EM miúdo, ia pela mão de um dos meus tios ver todos os jogos do Belenenses ao Restelo.
Um quarto de hora antes das três da tarde, de cada domingo, fizesse frio ou calor, chuva ou sol, via o meu tio Armando e o meu primo Hélder ao fundo da rua.
Descia as escadas a correr e às três em ponto estava sentado no mesmo lugar de sempre, na bancada nascente, esperando milagres do Matateu.
Os anos foram passando, a bancada nascente (e não só) foi perdendo público, o Belenenses foi perdendo dimensão, eu fui perdendo ilusões, mas apesar de tudo ir mudando, uma coisa sempre se manteve: a incapacidade do Belenenses ser reconhecido aos homens que sempre lhe quiseram bem, alguns, mesmo, durante uma vida, nunca esperando nada, a não ser esse simples e merecido reconhecimento dos seus consócios.
A típica ingratidão do Belenenses em relação àqueles que dele mais gostaram e que por ele mais fizeram sempre foi transversal.
Varreu tudo e todos de forma igual, ao mesmo tempo que ia cumprindo a tentação de um desafio permanente do inexplicável desejo de ser grande como os maiores, à custa de aventureiros e de oportunistas.
O meu pai sofria com isso.
Era um daqueles a quem o clube se limitara ao reconhecimento institucional do papel passado na honra e no mérito, mas que nunca verdadeiramente o estimara.
O mesmo sucedia com muitos outros.
Muitos que já morreram e alguns mais (já poucos) que sobrevivem na mesma angústia e desesperança, vendo o Belenenses, por vezes, entregue a caricaturas de dirigentes, que não têm consciência de que um clube, sobretudo um clube com história, deve preservar a sua personalidade e o seu carácter, para que não lhe matem a alma.
Sempre fui bem menos idealista que meu pai.
E nunca consegui ter, como ele sempre teve, uma paixão tão pura e tão inocente pelas coisas que verdadeiramente amava.
Por isso, sempre mantive distância.
Por dever de ofício, sim, mas também por convicção pessoal.
Até mesmo quando o meu amigo de infância, Cabral Ferreira, assumiu a presidência do clube.
Outro que tal, e que nunca me pediria uma linha que fosse, para uma frase, ou um recado.
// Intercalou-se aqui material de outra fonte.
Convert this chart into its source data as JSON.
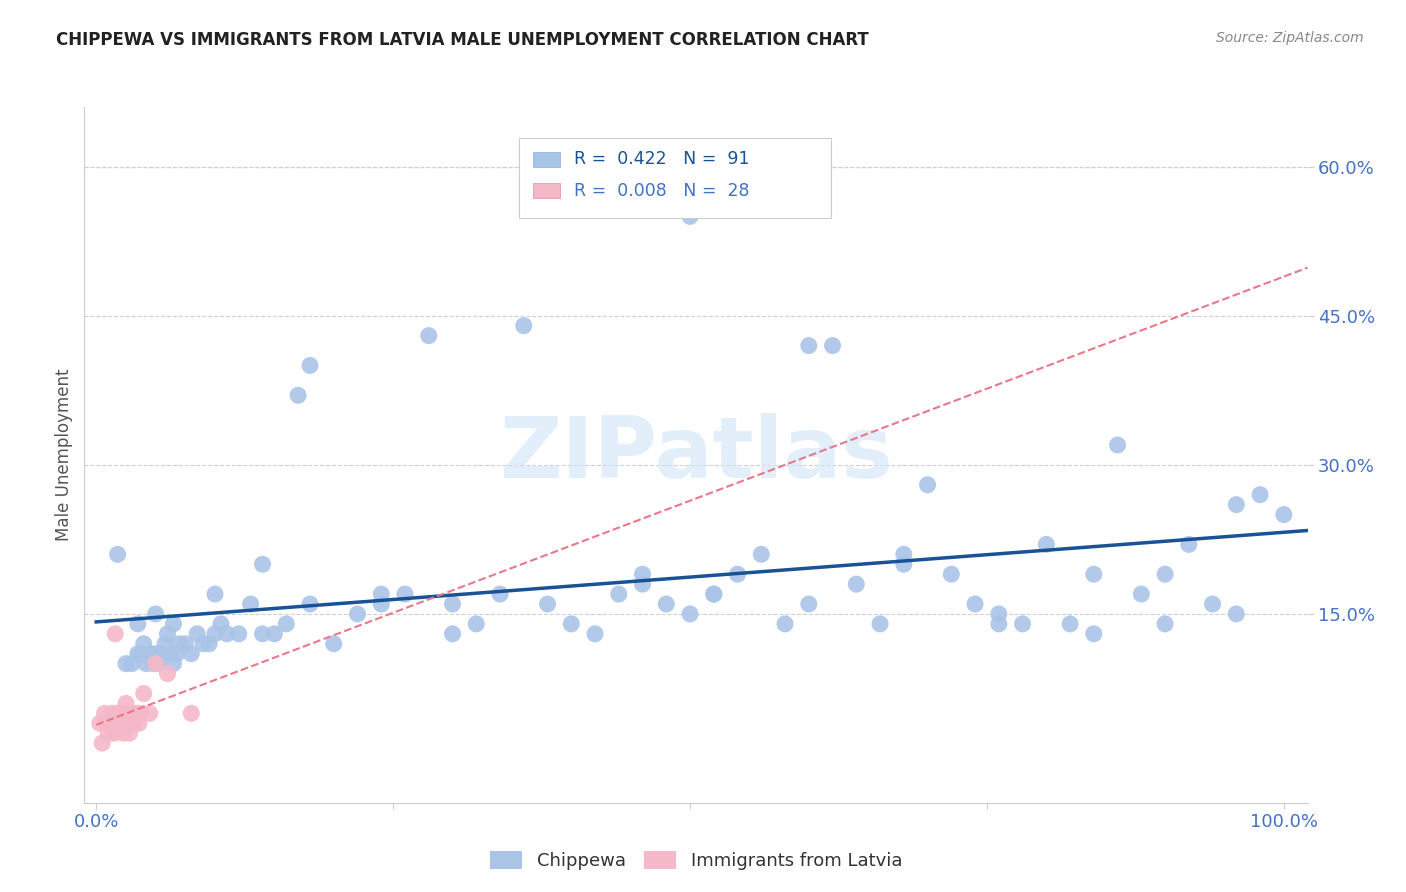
{
  "title": "CHIPPEWA VS IMMIGRANTS FROM LATVIA MALE UNEMPLOYMENT CORRELATION CHART",
  "source": "Source: ZipAtlas.com",
  "ylabel": "Male Unemployment",
  "xlim": [
    -0.01,
    1.02
  ],
  "ylim": [
    -0.04,
    0.66
  ],
  "xtick_positions": [
    0.0,
    0.25,
    0.5,
    0.75,
    1.0
  ],
  "xtick_labels": [
    "0.0%",
    "",
    "",
    "",
    "100.0%"
  ],
  "ytick_values": [
    0.15,
    0.3,
    0.45,
    0.6
  ],
  "ytick_labels": [
    "15.0%",
    "30.0%",
    "45.0%",
    "60.0%"
  ],
  "background_color": "#ffffff",
  "grid_color": "#d0d0d0",
  "chippewa_color": "#aac4e8",
  "chippewa_edge_color": "#aac4e8",
  "chippewa_line_color": "#1a5296",
  "latvia_color": "#f5b8c8",
  "latvia_edge_color": "#f5b8c8",
  "latvia_line_color": "#e8788a",
  "watermark": "ZIPatlas",
  "legend_R1": "R =  0.422",
  "legend_N1": "N =  91",
  "legend_R2": "R =  0.008",
  "legend_N2": "N =  28",
  "chippewa_x": [
    0.018,
    0.025,
    0.03,
    0.035,
    0.038,
    0.04,
    0.042,
    0.045,
    0.048,
    0.05,
    0.052,
    0.055,
    0.058,
    0.06,
    0.063,
    0.065,
    0.068,
    0.07,
    0.075,
    0.08,
    0.085,
    0.09,
    0.095,
    0.1,
    0.105,
    0.11,
    0.12,
    0.13,
    0.14,
    0.15,
    0.16,
    0.17,
    0.18,
    0.2,
    0.22,
    0.24,
    0.26,
    0.28,
    0.3,
    0.32,
    0.34,
    0.36,
    0.4,
    0.42,
    0.44,
    0.46,
    0.48,
    0.5,
    0.52,
    0.54,
    0.56,
    0.58,
    0.6,
    0.62,
    0.64,
    0.66,
    0.68,
    0.7,
    0.72,
    0.74,
    0.76,
    0.78,
    0.8,
    0.82,
    0.84,
    0.86,
    0.88,
    0.9,
    0.92,
    0.94,
    0.96,
    0.98,
    1.0,
    0.035,
    0.05,
    0.065,
    0.1,
    0.14,
    0.18,
    0.24,
    0.3,
    0.38,
    0.46,
    0.52,
    0.6,
    0.68,
    0.76,
    0.84,
    0.9,
    0.96,
    0.5
  ],
  "chippewa_y": [
    0.21,
    0.1,
    0.1,
    0.11,
    0.11,
    0.12,
    0.1,
    0.11,
    0.1,
    0.11,
    0.1,
    0.11,
    0.12,
    0.13,
    0.11,
    0.1,
    0.11,
    0.12,
    0.12,
    0.11,
    0.13,
    0.12,
    0.12,
    0.13,
    0.14,
    0.13,
    0.13,
    0.16,
    0.2,
    0.13,
    0.14,
    0.37,
    0.4,
    0.12,
    0.15,
    0.16,
    0.17,
    0.43,
    0.13,
    0.14,
    0.17,
    0.44,
    0.14,
    0.13,
    0.17,
    0.18,
    0.16,
    0.15,
    0.17,
    0.19,
    0.21,
    0.14,
    0.42,
    0.42,
    0.18,
    0.14,
    0.21,
    0.28,
    0.19,
    0.16,
    0.15,
    0.14,
    0.22,
    0.14,
    0.19,
    0.32,
    0.17,
    0.19,
    0.22,
    0.16,
    0.26,
    0.27,
    0.25,
    0.14,
    0.15,
    0.14,
    0.17,
    0.13,
    0.16,
    0.17,
    0.16,
    0.16,
    0.19,
    0.17,
    0.16,
    0.2,
    0.14,
    0.13,
    0.14,
    0.15,
    0.55
  ],
  "latvia_x": [
    0.003,
    0.005,
    0.007,
    0.008,
    0.01,
    0.012,
    0.013,
    0.015,
    0.016,
    0.018,
    0.019,
    0.02,
    0.022,
    0.023,
    0.024,
    0.025,
    0.026,
    0.028,
    0.03,
    0.032,
    0.034,
    0.036,
    0.038,
    0.04,
    0.045,
    0.05,
    0.06,
    0.08
  ],
  "latvia_y": [
    0.04,
    0.02,
    0.05,
    0.04,
    0.03,
    0.04,
    0.05,
    0.03,
    0.13,
    0.05,
    0.04,
    0.05,
    0.04,
    0.03,
    0.05,
    0.06,
    0.04,
    0.03,
    0.05,
    0.04,
    0.05,
    0.04,
    0.05,
    0.07,
    0.05,
    0.1,
    0.09,
    0.05
  ]
}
Um caso invulgar de honestidade intelectual e grandeza de carácter, logo dois dos maiores pecados na desenfreada e desvirtuada vida de hoje.
É, pois, à distância que vejo, não impassível, essa sofrida e lenta agonia do Belenenses, onde gente que se sumiu, mas nunca se assumiu na explicação impossível de uma desvairada carrada de pernas de pau do Brasil, tem o desplante e a desvergonha de vir falar dos supostos males da gestão alheia.
Não, não tem esse direito.
Muito menos antes de explicar que interesses podem justificar que um clube, em tal estado de exaustão financeira, decida contratar um contentor de brasileiros trôpegos e, em maioria, impróprios para a função.
O dr. Nunes dos Santos, antigo e saudoso dirigente sportinguista, figura sempre muito respeitada e considerada em A BOLA, tinha, para estes casos, uma expressão inolvidável: «Gente que não tem moral nem para estar calada.»